Eric Milgram doesn’t exactly have the typical résumé for a gun-control activist.

Like millions of Americans, he grew up around firearms. He received his first shotgun at the age of 13. As a young man, he owned eight guns and was a member of the National Rifle Association. After moving to Newtown, Conn., in 2010, he set up a target behind his house and tried to teach his children to shoot. He was even contemplating buying an AR-15 semi-automatic rifle.

“Here I was unwittingly indoctrinating the next generation of gun owners,” said Mr. Milgram, a chemist by training who spent the past week tirelessly working to get busloads of protesters to this weekend’s March for Our Lives in Washington. “We treat guns too casually in this country.”

Mr. Milgram’s journey gives him a unique perspective on the United States’ gun culture: As someone who was steeped in that culture for many years, he knows how difficult it will be to change. But he also remains convinced that such a change is coming.

For Mr. Milgram, 48, his attitudes began to shift as the NRA grew more extreme and mass shootings continued. In the mid-1990s, he let his membership with the gun group expire after he became fed up with publications arriving in his mailbox telling him the government was coming for his guns and he was not safe unless he carried a weapon.

But it was not until the horror struck his town and his daughter’s school in 2012 that Mr. Milgram renounced guns entirely. His daughter Lauren, now 12, was in a first-grade classroom at Sandy Hook Elementary School when a gunman killed 26 people, most of them children.

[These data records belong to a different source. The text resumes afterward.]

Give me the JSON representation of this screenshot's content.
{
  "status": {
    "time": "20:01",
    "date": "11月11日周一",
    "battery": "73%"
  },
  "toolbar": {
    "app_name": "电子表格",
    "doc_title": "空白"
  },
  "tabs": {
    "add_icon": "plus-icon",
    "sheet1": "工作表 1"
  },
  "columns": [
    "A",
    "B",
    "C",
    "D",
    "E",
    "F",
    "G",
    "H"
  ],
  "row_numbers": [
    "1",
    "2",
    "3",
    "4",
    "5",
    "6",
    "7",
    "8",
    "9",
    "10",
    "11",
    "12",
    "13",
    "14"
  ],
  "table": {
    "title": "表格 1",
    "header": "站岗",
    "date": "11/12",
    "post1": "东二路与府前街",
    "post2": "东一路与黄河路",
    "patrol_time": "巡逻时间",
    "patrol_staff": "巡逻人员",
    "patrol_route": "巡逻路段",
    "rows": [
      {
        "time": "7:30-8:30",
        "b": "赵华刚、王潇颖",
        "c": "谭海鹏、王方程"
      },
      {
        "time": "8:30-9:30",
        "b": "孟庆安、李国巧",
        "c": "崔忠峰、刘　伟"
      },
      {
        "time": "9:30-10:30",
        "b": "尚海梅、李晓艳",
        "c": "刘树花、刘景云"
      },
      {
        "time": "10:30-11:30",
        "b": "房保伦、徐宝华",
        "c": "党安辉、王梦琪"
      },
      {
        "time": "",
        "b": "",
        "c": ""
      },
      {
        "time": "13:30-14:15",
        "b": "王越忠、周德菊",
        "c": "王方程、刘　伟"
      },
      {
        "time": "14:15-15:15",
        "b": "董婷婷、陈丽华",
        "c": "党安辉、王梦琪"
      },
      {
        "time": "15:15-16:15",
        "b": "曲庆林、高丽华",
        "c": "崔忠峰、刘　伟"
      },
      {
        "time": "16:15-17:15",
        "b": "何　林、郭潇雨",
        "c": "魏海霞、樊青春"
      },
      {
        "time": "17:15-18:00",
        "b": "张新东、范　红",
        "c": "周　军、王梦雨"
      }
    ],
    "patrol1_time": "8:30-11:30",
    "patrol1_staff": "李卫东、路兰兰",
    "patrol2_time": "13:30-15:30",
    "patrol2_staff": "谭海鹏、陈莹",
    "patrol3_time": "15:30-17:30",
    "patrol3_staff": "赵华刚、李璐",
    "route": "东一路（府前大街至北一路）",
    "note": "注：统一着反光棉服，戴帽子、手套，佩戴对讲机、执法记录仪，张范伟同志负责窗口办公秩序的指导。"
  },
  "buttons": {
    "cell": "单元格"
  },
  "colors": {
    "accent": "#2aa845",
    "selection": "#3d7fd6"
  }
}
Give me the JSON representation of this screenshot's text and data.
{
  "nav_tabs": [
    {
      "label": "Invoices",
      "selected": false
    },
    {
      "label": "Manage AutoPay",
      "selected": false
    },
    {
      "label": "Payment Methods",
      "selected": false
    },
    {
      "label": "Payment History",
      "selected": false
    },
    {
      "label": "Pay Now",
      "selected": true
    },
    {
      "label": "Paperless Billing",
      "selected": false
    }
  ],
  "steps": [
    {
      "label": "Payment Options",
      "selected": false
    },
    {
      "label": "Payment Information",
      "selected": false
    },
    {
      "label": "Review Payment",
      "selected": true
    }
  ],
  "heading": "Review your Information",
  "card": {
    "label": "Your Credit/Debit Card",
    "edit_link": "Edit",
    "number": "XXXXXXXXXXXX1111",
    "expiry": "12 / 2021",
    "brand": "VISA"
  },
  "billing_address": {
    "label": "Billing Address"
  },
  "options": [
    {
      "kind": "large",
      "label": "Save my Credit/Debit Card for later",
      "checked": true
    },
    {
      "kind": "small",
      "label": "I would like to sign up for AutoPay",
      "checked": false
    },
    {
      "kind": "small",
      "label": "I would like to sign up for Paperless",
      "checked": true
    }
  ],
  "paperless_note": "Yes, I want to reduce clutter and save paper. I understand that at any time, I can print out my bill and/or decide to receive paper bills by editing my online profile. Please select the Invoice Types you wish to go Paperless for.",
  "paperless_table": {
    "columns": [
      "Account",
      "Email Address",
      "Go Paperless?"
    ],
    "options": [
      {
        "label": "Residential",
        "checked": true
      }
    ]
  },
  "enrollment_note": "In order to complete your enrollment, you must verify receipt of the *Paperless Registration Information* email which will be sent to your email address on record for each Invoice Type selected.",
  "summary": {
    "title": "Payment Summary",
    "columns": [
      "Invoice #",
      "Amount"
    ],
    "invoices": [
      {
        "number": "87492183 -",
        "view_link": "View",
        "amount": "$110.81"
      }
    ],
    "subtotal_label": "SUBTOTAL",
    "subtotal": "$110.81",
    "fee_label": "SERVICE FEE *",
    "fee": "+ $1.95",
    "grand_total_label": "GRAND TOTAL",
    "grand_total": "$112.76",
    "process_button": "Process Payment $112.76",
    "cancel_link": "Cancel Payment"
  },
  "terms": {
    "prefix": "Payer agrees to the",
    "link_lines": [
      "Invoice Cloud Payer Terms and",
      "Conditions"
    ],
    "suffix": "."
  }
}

Her teacher hid her students in a bathroom. After the massacre, “I made the decision that I will no longer own a gun or fire a single bullet until this immoral industry in our country changes,” he said.

Mr. Milgram got rid of his three remaining weapons, two break barrel air rifles and a pink Daisy-brand BB gun he bought hoping to spark his daughter’s interest in his hobby. Now, he serves as a spokesman for the Newtown Action Alliance, a local group pushing for stronger gun laws. He keeps meaning to dismantle the decaying target and backstop out beyond his house.

“I still get the urge to get out and shoot,” he said. “But I won’t do it until I see a culture change in this country.”